静夜思

愁多酒雖少 酒傾愁不来

≪ 言葉の使い方 3題 ≫   自戒を込めて・・・

2017-04-28 09:54:10 | つぶやき
★ 村上春樹:翻訳について語る 東京のトークイベントで https://mainichi.jp/articles/20170428/k00/00m/040/139000c?fm=mnm
・ <村上さんは小説執筆の傍ら、フィッツジェラルド、サリンジャーなど米文学をはじめとする70冊以上の翻訳を出している。まず村上さんが約30分間、
  講演。 創作と翻訳を同時並行的に続けてきたことが「僕の中に長期的なリズムを生んでくれた」と振り返り、翻訳を通して「一流の作家が書いた文章を
  検証することは、すごく貴重な勉強になる。いろんな小説の書き方を学んできた」と語った。
  ⇒ 村上氏と比較にはならぬが、私も時おり、英語と日本語の双方向の翻訳をすることがあるので、氏の言葉は痛いほど能くわかる。

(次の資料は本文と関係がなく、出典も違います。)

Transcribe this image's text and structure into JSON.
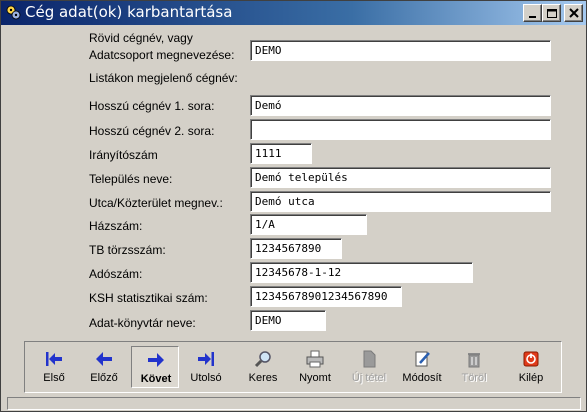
{
  "window": {
    "title": "Cég adat(ok) karbantartása"
  },
  "form": {
    "rovid_label_1": "Rövid cégnév, vagy",
    "rovid_label_2": "Adatcsoport megnevezése:",
    "rovid_value": "DEMO",
    "listakon_label": "Listákon megjelenő cégnév:",
    "hosszu1_label": "Hosszú cégnév 1. sora:",
    "hosszu1_value": "Demó",
    "hosszu2_label": "Hosszú cégnév 2. sora:",
    "hosszu2_value": "",
    "irsz_label": "Irányítószám",
    "irsz_value": "1111",
    "telepules_label": "Település neve:",
    "telepules_value": "Demó település",
    "utca_label": "Utca/Közterület megnev.:",
    "utca_value": "Demó utca",
    "hazszam_label": "Házszám:",
    "hazszam_value": "1/A",
    "tb_label": "TB törzsszám:",
    "tb_value": "1234567890",
    "adoszam_label": "Adószám:",
    "adoszam_value": "12345678-1-12",
    "ksh_label": "KSH statisztikai szám:",
    "ksh_value": "12345678901234567890",
    "konyvtar_label": "Adat-könyvtár neve:",
    "konyvtar_value": "DEMO"
  },
  "toolbar": {
    "first": "Első",
    "prev": "Előző",
    "next": "Követ",
    "last": "Utolsó",
    "search": "Keres",
    "print": "Nyomt",
    "new": "Új tétel",
    "edit": "Módosít",
    "delete": "Töröl",
    "exit": "Kilép"
  },
  "colors": {
    "arrow_blue": "#2233cc",
    "exit_red": "#e03a1a",
    "titlebar_start": "#0a246a"
  }
}
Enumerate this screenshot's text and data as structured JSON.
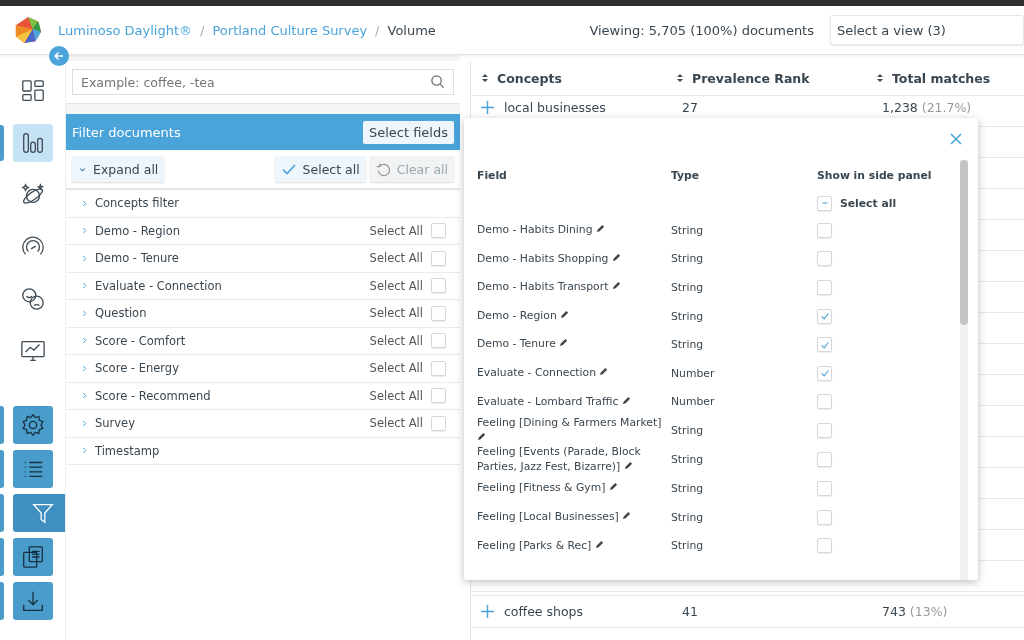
{
  "breadcrumb": [
    {
      "label": "Luminoso Daylight®",
      "link": true
    },
    {
      "separator": "/",
      "label": "Portland Culture Survey",
      "link": true
    },
    {
      "separator": "/",
      "label": "Volume",
      "link": false
    }
  ],
  "viewing": "Viewing: 5,705 (100%) documents",
  "view_select": {
    "placeholder": "Select a view (3)"
  },
  "rail": [
    {
      "kind": "plain",
      "selected": false
    },
    {
      "kind": "plain",
      "selected": true
    },
    {
      "kind": "plain",
      "selected": false
    },
    {
      "kind": "plain",
      "selected": false
    },
    {
      "kind": "plain",
      "selected": false
    },
    {
      "kind": "plain",
      "selected": false
    },
    {
      "kind": "tool",
      "selected": false
    },
    {
      "kind": "tool",
      "selected": false
    },
    {
      "kind": "tool",
      "selected": true
    },
    {
      "kind": "tool",
      "selected": false
    },
    {
      "kind": "tool",
      "selected": false
    }
  ],
  "search": {
    "placeholder": "Example: coffee, -tea"
  },
  "filter_panel": {
    "title": "Filter documents",
    "select_fields": "Select fields",
    "expand_all": "Expand all",
    "select_all": "Select all",
    "clear_all": "Clear all",
    "clear_disabled": true,
    "groups": [
      {
        "label": "Concepts filter"
      },
      {
        "label": "Demo - Region",
        "select_label": "Select All",
        "checked": false
      },
      {
        "label": "Demo - Tenure",
        "select_label": "Select All",
        "checked": false
      },
      {
        "label": "Evaluate - Connection",
        "select_label": "Select All",
        "checked": false
      },
      {
        "label": "Question",
        "select_label": "Select All",
        "checked": false
      },
      {
        "label": "Score - Comfort",
        "select_label": "Select All",
        "checked": false
      },
      {
        "label": "Score - Energy",
        "select_label": "Select All",
        "checked": false
      },
      {
        "label": "Score - Recommend",
        "select_label": "Select All",
        "checked": false
      },
      {
        "label": "Survey",
        "select_label": "Select All",
        "checked": false
      },
      {
        "label": "Timestamp"
      }
    ]
  },
  "table": {
    "columns": [
      "Concepts",
      "Prevalence Rank",
      "Total matches"
    ],
    "rows": [
      {
        "concept": "local businesses",
        "rank": "27",
        "matches": "1,238",
        "share": "(21.7%)"
      },
      {
        "concept": "coffee shops",
        "rank": "41",
        "matches": "743",
        "share": "(13%)"
      }
    ]
  },
  "fields_popup": {
    "columns": [
      "Field",
      "Type",
      "Show in side panel"
    ],
    "select_all": "Select all",
    "select_all_indeterminate": true,
    "rows": [
      {
        "field": "Demo - Habits Dining",
        "type": "String",
        "checked": false
      },
      {
        "field": "Demo - Habits Shopping",
        "type": "String",
        "checked": false
      },
      {
        "field": "Demo - Habits Transport",
        "type": "String",
        "checked": false
      },
      {
        "field": "Demo - Region",
        "type": "String",
        "checked": true
      },
      {
        "field": "Demo - Tenure",
        "type": "String",
        "checked": true
      },
      {
        "field": "Evaluate - Connection",
        "type": "Number",
        "checked": true
      },
      {
        "field": "Evaluate - Lombard Traffic",
        "type": "Number",
        "checked": false
      },
      {
        "field": "Feeling [Dining & Farmers Market]",
        "type": "String",
        "checked": false
      },
      {
        "field": "Feeling [Events (Parade, Block Parties, Jazz Fest, Bizarre)]",
        "type": "String",
        "checked": false
      },
      {
        "field": "Feeling [Fitness & Gym]",
        "type": "String",
        "checked": false
      },
      {
        "field": "Feeling [Local Businesses]",
        "type": "String",
        "checked": false
      },
      {
        "field": "Feeling [Parks & Rec]",
        "type": "String",
        "checked": false
      }
    ]
  }
}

☆ 小田嶋隆の「ア・ピース・オブ・警句」 ~世間に転がる意味不明:忖度と揚げ足取りで日本は回る 
   http://business.nikkeibp.co.jp/atcl/opinion/15/174784/042700092/?n_cid=nbpnbo_mlpum
 * 久しぶりに小田嶋氏のコラムにお邪魔したら、彼らしい視点で切れ味良い批評があったので、ご紹介しておく。 珠玉の警句の中でも、以下の一文を。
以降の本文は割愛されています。